Retour de Michael Goldman chez Sonia Devillers pour s'expliquer un peu plus en longueur et de manière (me semble-t-il) assez convaincante humainement. Mais pas (à mon avis toujours) suffisamment convaincante pour résoudre ce qui reste un problème économique, politique et démocratique. Michael Goldman rappelle en effet que si Tipeee a bien prélevé et gardé sa marge sur les revenus du documentaire complotiste (à la différence d'autres plateformes de Crowdfunding qui ont reversé cette marge à des associations) cette marge est anecdotique à l'échelle du volume global des revenus de la plateforme. Du point de vue économique c'est … factuel et on peut le croire sur parole, par contre du point de vue moral c'est … plus compliqué 🙂

Alors pourquoi me suis-je auto-désigné en "vieux sage des internets" et surtout, quand ce sujet a-t-il déjà été débattu dans l'histoire des internets ? Plein de fois. 

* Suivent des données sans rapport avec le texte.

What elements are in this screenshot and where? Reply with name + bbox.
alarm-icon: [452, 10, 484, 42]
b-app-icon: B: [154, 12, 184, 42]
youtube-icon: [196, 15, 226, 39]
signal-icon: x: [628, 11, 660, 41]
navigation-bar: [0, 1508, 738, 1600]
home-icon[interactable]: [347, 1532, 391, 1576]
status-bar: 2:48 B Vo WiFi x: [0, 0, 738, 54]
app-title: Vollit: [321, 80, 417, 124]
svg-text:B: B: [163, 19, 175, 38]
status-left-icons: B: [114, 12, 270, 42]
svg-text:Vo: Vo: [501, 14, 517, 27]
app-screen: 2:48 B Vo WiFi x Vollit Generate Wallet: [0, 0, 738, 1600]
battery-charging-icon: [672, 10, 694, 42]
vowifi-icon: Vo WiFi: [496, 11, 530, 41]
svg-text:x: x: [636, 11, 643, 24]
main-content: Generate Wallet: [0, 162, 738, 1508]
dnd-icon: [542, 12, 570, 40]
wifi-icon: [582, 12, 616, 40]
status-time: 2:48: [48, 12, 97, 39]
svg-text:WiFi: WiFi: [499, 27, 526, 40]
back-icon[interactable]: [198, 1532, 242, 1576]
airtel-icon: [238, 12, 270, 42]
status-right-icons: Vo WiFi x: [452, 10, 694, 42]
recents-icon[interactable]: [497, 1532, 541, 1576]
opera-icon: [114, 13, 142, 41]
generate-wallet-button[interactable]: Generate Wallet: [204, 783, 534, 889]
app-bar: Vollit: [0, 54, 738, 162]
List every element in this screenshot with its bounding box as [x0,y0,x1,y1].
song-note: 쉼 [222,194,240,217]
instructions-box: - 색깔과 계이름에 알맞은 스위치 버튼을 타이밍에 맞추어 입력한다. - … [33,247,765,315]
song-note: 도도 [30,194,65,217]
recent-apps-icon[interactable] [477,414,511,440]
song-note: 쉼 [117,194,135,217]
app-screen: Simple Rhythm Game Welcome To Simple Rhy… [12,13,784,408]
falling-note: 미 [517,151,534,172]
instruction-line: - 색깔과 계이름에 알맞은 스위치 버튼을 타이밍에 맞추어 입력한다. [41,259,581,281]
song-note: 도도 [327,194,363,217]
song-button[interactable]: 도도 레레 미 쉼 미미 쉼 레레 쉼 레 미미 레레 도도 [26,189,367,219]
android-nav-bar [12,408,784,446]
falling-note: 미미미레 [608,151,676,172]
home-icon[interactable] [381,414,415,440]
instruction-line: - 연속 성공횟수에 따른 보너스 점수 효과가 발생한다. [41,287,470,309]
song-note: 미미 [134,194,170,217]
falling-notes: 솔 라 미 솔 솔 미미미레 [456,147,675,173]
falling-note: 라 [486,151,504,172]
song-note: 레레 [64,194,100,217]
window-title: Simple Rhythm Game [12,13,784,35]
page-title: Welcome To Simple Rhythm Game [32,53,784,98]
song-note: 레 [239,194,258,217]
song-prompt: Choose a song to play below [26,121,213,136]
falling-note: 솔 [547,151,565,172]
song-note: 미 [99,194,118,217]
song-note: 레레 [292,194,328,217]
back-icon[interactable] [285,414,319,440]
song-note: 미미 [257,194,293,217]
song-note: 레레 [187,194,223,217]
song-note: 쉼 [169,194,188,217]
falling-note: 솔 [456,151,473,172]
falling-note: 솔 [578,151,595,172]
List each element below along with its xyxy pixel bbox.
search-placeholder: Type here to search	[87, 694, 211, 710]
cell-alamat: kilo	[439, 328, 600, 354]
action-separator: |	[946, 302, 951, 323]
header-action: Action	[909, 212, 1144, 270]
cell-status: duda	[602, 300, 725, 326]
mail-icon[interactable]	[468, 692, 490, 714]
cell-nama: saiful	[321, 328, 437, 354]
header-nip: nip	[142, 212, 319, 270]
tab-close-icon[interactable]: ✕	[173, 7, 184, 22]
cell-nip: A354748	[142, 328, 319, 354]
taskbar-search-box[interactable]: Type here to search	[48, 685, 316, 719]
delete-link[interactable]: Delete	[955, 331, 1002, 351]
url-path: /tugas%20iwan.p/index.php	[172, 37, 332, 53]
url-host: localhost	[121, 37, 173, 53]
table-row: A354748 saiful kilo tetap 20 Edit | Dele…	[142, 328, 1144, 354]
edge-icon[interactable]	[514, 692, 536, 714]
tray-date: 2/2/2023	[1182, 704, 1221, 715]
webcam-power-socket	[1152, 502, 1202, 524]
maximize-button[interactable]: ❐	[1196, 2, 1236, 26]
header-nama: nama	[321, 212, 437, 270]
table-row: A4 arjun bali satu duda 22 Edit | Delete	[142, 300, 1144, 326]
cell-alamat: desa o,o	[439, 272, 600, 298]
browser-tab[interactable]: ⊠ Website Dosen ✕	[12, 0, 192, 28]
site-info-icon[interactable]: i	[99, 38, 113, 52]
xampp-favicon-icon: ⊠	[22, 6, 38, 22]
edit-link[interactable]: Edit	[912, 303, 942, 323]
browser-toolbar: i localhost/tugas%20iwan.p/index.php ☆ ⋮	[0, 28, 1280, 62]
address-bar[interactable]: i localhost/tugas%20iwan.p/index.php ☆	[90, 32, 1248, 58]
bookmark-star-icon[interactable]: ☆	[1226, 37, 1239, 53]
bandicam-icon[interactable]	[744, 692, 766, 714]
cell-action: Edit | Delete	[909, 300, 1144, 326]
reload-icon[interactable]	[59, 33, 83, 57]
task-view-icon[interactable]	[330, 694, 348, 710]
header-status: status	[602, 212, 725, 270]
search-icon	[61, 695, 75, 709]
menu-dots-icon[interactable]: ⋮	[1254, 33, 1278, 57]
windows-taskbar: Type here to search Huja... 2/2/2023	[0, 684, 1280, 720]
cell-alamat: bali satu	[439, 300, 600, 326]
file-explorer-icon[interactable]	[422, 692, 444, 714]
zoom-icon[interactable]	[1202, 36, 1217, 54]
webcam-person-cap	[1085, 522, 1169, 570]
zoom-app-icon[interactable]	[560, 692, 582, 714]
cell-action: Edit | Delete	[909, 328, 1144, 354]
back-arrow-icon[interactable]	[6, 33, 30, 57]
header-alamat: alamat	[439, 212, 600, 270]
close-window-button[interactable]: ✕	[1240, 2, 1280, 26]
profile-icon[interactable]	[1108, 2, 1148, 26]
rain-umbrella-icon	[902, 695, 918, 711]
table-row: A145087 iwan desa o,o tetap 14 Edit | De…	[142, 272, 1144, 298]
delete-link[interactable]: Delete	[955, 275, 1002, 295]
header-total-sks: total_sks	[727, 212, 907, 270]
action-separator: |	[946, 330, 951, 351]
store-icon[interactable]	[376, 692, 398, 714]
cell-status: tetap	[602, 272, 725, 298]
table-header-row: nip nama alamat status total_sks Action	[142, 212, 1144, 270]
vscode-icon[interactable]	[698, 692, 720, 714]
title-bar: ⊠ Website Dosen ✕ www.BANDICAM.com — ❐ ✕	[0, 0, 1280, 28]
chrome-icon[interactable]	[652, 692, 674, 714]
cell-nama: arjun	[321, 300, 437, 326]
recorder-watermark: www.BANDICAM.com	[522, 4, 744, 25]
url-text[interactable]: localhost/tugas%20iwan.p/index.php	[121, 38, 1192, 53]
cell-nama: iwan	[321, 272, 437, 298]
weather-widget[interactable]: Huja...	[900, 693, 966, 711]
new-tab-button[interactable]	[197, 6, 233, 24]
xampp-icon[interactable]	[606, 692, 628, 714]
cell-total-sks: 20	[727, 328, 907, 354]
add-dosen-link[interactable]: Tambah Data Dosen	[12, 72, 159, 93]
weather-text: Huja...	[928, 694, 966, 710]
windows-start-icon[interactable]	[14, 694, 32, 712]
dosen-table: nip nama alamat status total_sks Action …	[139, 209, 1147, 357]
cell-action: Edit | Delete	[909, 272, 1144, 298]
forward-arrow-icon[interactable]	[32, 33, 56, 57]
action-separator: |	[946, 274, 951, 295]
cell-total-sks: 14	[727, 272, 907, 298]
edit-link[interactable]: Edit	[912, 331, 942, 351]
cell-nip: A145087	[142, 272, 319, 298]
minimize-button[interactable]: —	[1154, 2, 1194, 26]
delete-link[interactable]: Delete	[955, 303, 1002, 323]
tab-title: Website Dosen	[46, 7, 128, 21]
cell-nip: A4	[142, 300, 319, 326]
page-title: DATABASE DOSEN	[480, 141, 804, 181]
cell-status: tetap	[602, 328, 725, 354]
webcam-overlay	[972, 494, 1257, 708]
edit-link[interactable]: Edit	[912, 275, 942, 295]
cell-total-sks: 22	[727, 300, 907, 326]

Retour vers le futur. Episode 1.

Dans un passé relativement récent, la dernière fois qu'une plateforme s'est faite épingler sur des sujets semblables, c'était en 2017 et c'était Paypal qui finançait alors les expéditions punitives contre les migrants du groupuscule identitaire néo-nazi aujourd'hui (heureusement) dissout.

Alors bien sûr Tipeee n'est pas Paypal, un documentaire complotiste n'est pas un appel à tuer des migrants (ou à empêcher qu'ils soient secourus, ce qui revient au même), et Michael Goldman n'est pas Peter Thiel. Mais la question centrale reste exactement la même : quelle est la limite éthique et juridique de ces financements "participatifs" à une époque où ils sont tout à fait déterminants et "performatifs" pour nombre d'individus mais aussi de collectifs organisés ?

Question qui en appelle directement une autre, beaucoup plus ancienne : peut-on encore s'abriter derrière le statut de simple "hébergeur" quand on admet par ailleurs tout à fait sincèrement (comme l'a fait Michael Goldman chez Sonia Devillers) que l'on scrute préventivement une grosse partie des contenus de la plateforme avec tout un tas d'avocats pour s'assurer qu'ils ne contreviennent pas à la loi et que – c'est l'exemple qu'il cite – des antisémites ne tenant pas de propos condamnables ont donc leur place sur la plateforme et que si tel n'était pas le cas alors ce serait la liberté d'expression (à la française, pas à l'américaine) qui serait menacée et la porte ouverte à l'arbitraire et "oui mais alors qui c'est qui fixe les limites ?" etc, etc. 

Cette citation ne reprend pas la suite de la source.